Una regia dedicata, che riesce anche ad aggiungere estro e fantasia soprattutto nei primi episodi (nel primo, onirico, e nell’intro del secondo), dove dissemina ottime scelte registiche, che riprenderà nel finale di stagione, con una chiusura del cerchio che non può non lasciare soddisfatti e felici di aver seguito nuovamente le peripezie dei nostri ragazzi.
Quasi inutile, ma doveroso, ribadire la bravura dei doppiatori nel rendere vivi su schermo protagonisti e personaggi di supporto. Menzione speciale per Rie Takahashi, chiamata nuovamente e superbamente a chiudere gli episodi con le già citate cover di successi, in particolare l’ultima. Canzoni che sono un punto importante della serie, poiché impreziosiscono sempre gli episodi e la narrazione - consiglio a chi non avesse potuto gustarne la visione con i testi delle canzoni di rimediare.

Il voto alto è dovuto alla capacità di una serie (che rischiava di impantanarsi nel suo riciclare una formula sì vincente, ma alla lunga potenzialmente irritante) di rinnovarsi, di far risaltare i propri punti di forza, di (far) crescere i protagonisti e le loro emozioni senza forzature. Di riprendere sì i cliché, le formule degli slice of life scolastici, ma di governarli senza mai cadere nel banale. Quanti festival estivi, scolastici, dello sport, episodi al mare etc. son passati sotto gli occhi di questo diversamente giovane recensore... “Karakai Jozu no Takagi-San” li prende e ce li restituisce con la giusta delicatezza che può avere un primo amore, con l’innocenza dell’adolescenza.
Seppur i nostri protagonisti restino “nel personaggio” ai fini delle gag e delle sfide (sempre meno), scopriamo con garbo una crescente evoluzione dei sentimenti che uno ha per l’altro, di cui noi spettatori (e Takagi dei propri) abbiamo da tempo consapevolezza. Sbirciamo finalmente le loro prime insicurezze, soprattutto della nostra eroina, di cui potevamo avere solo implicita contezza, ne vediamo la fragilità da adolescente, magnificamente espressa nelle scene che la ritraggono, dove battute e dialoghi sono concisi e preziosi.

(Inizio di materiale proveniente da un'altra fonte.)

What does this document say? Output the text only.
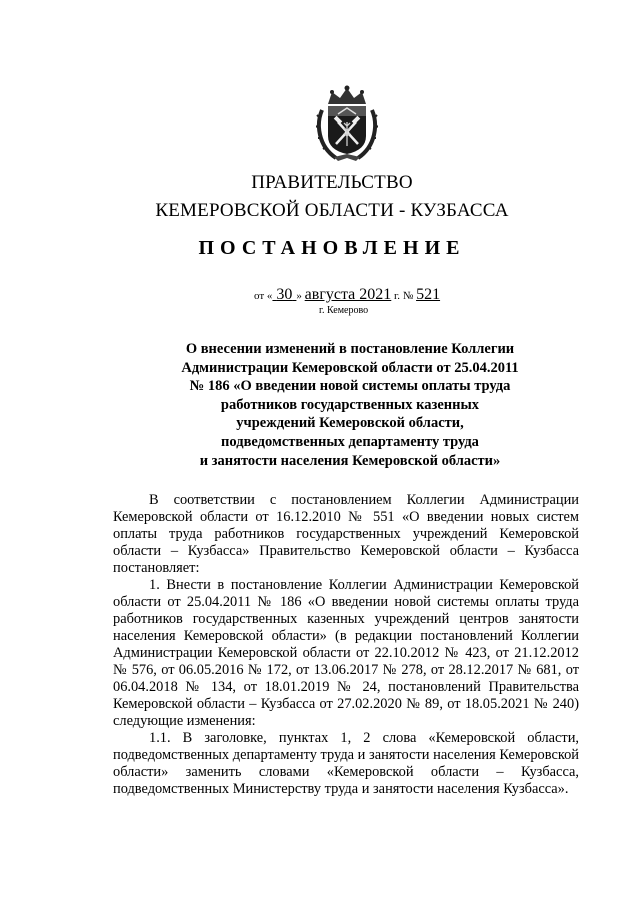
ПРАВИТЕЛЬСТВО
КЕМЕРОВСКОЙ ОБЛАСТИ - КУЗБАССА
ПОСТАНОВЛЕНИЕ
от « 30 » августа 2021 г. № 521
г. Кемерово
О внесении изменений в постановление Коллегии
Администрации Кемеровской области от 25.04.2011
№ 186 «О введении новой системы оплаты труда
работников государственных казенных
учреждений Кемеровской области,
подведомственных департаменту труда
и занятости населения Кемеровской области»

В соответствии с постановлением Коллегии Администрации Кемеровской области от 16.12.2010 № 551 «О введении новых систем оплаты труда работников государственных учреждений Кемеровской области – Кузбасса» Правительство Кемеровской области – Кузбасса постановляет:

1. Внести в постановление Коллегии Администрации Кемеровской области от 25.04.2011 № 186 «О введении новой системы оплаты труда работников государственных казенных учреждений центров занятости населения Кемеровской области» (в редакции постановлений Коллегии Администрации Кемеровской области от 22.10.2012 № 423, от 21.12.2012 № 576, от 06.05.2016 № 172, от 13.06.2017 № 278, от 28.12.2017 № 681, от 06.04.2018 № 134, от 18.01.2019 № 24, постановлений Правительства Кемеровской области – Кузбасса от 27.02.2020 № 89, от 18.05.2021 № 240) следующие изменения:

1.1. В заголовке, пунктах 1, 2 слова «Кемеровской области, подведомственных департаменту труда и занятости населения Кемеровской области» заменить словами «Кемеровской области – Кузбасса, подведомственных Министерству труда и занятости населения Кузбасса».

Il finale mi ha pienamente soddisfatto e ci lancia verso il film. Conclusivo? Chissà, a volte bisogna ricordarsi che l’importante è il viaggio in sé, che arricchisce al di là della destinazione e della durata. All good things must come to an end.

Un pensiero al “cameo” dell’episodio 5. Personalmente ritengo che l’esistenza del manga spinoff canonico (“Moto”) giovi all’intera narrazione. Di una storia che è già nostalgia, che riesce a muoversi nel tempo e tra generazioni. Generazioni diverse anche di spettatori che possono apprezzare un vero gioiellino, per chi ancora vive emozioni e routine tra i banchi di scuola, e per i più vecchietti come il sottoscritto che ne rimangono affascinati con quella vena di malinconia che ci ricorda di essere umani e sempre capaci di emozionarci nella semplicità delle cose.